Appendices · #B

Data Engineering & Processing

Name: Appendix B: Data Engineering & Processing - The Book - DEML Platform
Author: Joe Alongi

Reading Progress72%

Appendix B: Data Engineering & Processing

This document outlines our strategy for collecting, aggregating, and enriching network traffic and telemetry data to provide a comprehensive view of system performance, cybersecurity risks, and user behavior.

1. Data Collection Strategy

The application acts as a central hub for collecting telemetry across multiple fronts:

General Endpoints Traffic: Captures raw requests, latency, HTTP status codes, and IP addresses of clients interacting with monitored systems.
Threat Intelligence: Identifies malicious IPs, abuse scores, and suspicious payloads by leveraging external signals or internal heuristic detections.
User Interactions & Consents: Records UI interactions (widget clicks) and explicit privacy choices (Analytical/Marketing cookie consents).
Incident & Status Telemetry: Logs downtime, service degraded states, and system incidents.

2. Traffic Enrichments

To build a cyber-aware understanding of our traffic, raw data points (such as IP address and User-Agent strings) are piped through an enrichment layer.

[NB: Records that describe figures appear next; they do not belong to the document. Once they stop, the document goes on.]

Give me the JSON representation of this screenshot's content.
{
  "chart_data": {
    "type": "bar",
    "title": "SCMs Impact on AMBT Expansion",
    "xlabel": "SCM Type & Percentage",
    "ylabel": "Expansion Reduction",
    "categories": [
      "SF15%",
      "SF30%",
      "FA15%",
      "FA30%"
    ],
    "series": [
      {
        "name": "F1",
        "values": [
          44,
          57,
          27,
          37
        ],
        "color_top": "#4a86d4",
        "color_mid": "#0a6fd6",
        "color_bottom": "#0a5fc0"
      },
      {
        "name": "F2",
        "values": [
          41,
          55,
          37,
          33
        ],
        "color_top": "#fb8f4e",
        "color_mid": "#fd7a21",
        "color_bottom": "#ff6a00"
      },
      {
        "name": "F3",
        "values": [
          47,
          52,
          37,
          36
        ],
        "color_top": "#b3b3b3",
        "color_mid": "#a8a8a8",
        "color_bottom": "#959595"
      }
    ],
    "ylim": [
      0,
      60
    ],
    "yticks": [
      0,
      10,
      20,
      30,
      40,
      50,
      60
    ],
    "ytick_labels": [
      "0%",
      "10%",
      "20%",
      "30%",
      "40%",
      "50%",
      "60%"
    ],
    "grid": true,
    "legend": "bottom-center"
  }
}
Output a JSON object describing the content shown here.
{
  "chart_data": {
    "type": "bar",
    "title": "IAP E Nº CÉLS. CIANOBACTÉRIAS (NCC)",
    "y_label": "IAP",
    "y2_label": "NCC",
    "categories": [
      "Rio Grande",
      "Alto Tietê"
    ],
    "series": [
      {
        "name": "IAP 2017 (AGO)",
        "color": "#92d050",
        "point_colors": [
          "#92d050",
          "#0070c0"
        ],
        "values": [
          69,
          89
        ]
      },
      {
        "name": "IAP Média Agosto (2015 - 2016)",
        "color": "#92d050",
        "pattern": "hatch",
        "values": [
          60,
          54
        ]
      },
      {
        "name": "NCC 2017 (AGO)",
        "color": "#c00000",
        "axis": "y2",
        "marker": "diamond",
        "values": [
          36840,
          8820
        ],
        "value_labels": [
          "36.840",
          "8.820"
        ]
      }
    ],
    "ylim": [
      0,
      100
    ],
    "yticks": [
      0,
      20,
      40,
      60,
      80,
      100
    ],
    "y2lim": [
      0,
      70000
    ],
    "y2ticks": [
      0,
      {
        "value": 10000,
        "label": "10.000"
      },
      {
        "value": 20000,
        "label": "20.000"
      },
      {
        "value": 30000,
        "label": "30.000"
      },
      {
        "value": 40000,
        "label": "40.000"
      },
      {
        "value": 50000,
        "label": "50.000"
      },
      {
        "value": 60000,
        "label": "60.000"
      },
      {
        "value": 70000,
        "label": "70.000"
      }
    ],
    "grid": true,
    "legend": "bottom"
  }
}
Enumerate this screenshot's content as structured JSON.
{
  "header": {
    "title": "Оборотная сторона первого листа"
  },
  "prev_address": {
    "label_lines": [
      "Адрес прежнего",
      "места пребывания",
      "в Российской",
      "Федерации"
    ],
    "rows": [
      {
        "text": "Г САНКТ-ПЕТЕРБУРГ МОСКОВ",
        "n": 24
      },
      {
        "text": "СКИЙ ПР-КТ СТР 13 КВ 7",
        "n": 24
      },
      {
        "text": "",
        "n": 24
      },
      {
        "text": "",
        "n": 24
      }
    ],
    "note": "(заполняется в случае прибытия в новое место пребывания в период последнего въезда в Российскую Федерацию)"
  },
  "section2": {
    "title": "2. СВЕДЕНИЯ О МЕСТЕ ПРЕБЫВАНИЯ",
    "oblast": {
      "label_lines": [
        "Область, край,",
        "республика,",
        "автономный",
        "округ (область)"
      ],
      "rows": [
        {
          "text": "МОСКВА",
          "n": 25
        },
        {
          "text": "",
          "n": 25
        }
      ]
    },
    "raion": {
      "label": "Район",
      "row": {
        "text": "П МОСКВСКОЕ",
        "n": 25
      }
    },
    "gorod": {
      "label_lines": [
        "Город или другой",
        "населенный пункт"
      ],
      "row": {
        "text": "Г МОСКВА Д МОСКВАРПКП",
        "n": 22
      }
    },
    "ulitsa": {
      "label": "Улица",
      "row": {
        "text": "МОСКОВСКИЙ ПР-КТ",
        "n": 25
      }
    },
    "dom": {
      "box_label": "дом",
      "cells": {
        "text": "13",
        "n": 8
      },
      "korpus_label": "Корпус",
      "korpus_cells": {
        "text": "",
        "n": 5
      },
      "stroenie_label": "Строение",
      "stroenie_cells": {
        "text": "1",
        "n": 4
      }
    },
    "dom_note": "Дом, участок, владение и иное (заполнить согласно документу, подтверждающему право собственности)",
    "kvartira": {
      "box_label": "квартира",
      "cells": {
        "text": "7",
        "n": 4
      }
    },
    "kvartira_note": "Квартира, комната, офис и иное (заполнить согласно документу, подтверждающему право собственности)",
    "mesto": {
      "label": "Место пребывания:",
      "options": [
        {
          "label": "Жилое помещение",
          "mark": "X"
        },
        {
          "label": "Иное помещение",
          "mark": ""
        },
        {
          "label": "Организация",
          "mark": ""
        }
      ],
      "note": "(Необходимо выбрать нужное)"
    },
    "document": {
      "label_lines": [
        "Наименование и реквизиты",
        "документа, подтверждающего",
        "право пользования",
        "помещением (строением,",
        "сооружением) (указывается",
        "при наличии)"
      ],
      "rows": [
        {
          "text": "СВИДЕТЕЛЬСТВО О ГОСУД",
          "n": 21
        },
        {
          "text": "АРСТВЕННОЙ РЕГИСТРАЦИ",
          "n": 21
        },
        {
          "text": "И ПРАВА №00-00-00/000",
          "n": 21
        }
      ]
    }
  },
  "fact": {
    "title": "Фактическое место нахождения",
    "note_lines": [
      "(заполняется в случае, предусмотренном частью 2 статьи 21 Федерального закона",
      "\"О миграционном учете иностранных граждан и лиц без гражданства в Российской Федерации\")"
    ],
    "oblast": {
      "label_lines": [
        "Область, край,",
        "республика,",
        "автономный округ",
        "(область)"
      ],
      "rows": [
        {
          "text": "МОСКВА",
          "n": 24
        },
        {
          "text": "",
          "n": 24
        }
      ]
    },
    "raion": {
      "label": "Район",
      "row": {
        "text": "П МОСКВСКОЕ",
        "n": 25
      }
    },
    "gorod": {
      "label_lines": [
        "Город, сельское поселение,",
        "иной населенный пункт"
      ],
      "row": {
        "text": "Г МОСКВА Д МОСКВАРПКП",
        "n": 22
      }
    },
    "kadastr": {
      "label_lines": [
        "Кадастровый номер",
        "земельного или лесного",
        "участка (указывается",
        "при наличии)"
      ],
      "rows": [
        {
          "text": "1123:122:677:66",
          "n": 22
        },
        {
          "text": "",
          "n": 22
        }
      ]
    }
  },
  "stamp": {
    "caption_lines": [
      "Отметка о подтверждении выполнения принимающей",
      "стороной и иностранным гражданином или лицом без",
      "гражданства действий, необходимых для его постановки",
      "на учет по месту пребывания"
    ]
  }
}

2.1 Geographic Origins (GeoIP)

Source: External IP-to-Geo API (https://ipwho.is/) / Local DB.
Fields Extracted: location (City, Country), asn, isp.
Purpose: Identifies regions with unusual spikes in traffic, maps where threats originate, and allows geographic bounding of SLA commitments.

2.2 Network Topology (ASN & ISP)

Source: Direct API lookup (ipwho.is).
Fields Extracted: asn (Autonomous System Number), isp (Internet Service Provider or Org name).
Purpose: Crucial for cybersecurity. Helps differentiate between residential ISPs (normal users) and Data Center ASNs (e.g., AWS, DigitalOcean), which are common sources of botnets, scrapers, and volumetric attacks.

2.3 User-Agent Parsing

Source: Native Regex string parsing.
Fields Extracted: device_type (Mobile, Desktop, Tablet, Bot), os_name, browser_name, is_bot.
Purpose: Allows us to aggregate performance metrics by device class (e.g., identifying if latency is worse on mobile) and cleanly separate human traffic from automated bot/crawler traffic.

2.4 Vulnerability Scanner & Asset Inventory

Source: Internal scanner microservice (osv-scanner & cpe-guesser).
Fields Extracted: cve_id, cvss_score, remediation, cpe_2_3.
Purpose: Normalizes infrastructure signatures and application lockfiles into known Common Platform Enumerations (CPEs) to automatically cross-reference with localized CVE databases. Enriches our telemetry to proactively map known software vulnerabilities to specific tenants and infrastructure components.

3. Cybersecurity & Risk Context

By joining the enriched general traffic with the Threat Intelligence models, we unlock several advanced analytical capabilities:

Anomaly Detection: Sudden influxes of traffic from a single ASN or country that do not align with regular user behavior can trigger preemptive rate-limiting or alerts.
Threat Correlation: If an IP is flagged in ThreatIntelligence, we can immediately trace its historical Endpoints activity to assess what services were probed before the attack.
Bot Mitigation: Enriched is_bot flags combined with Data Center ASN detection provide a high-confidence signal to filter out non-human traffic from our core SLA and latency calculations.
OSINT & Deep Web Intelligence: By continuously querying public breach databases (e.g., Have I Been Pwned) and routing scans through a dedicated Tor Proxy (for Ahmia .onion results), we provide real-time proactive identity and brand protection.
Multi-Tenant Security Architecture: All Threat Intel, OSINT scans, and Network Telemetry are strictly partitioned by tenant_id. This allows the platform to use these advanced observability tools for internal health, while simultaneously exposing enterprise-grade WAF analytics and vulnerability alerts directly to end-users on their specific domains.

4. Data Privacy & Compliance

Because we are processing potentially identifiable information (IP addresses, precise locations), we strictly adhere to the following principles:

Consent Gateways: Enriched analytical tracking relies on the CookieConsent model. If a user rejects analytical cookies, their data is aggregated anonymously.
Data Minimization: Once an IP is enriched to an ASN/Geo and its session concludes, we strive to drop the raw IP from long-term aggregate storage (using the AggregatedAnalytics roll-up buckets) to prevent unauthorized PII accumulation.
Security by Design: All third-party integrations (Google Analytics, Microsoft Clarity) are opt-in and handled via secure encrypted credential storage in AnalyticsIntegration.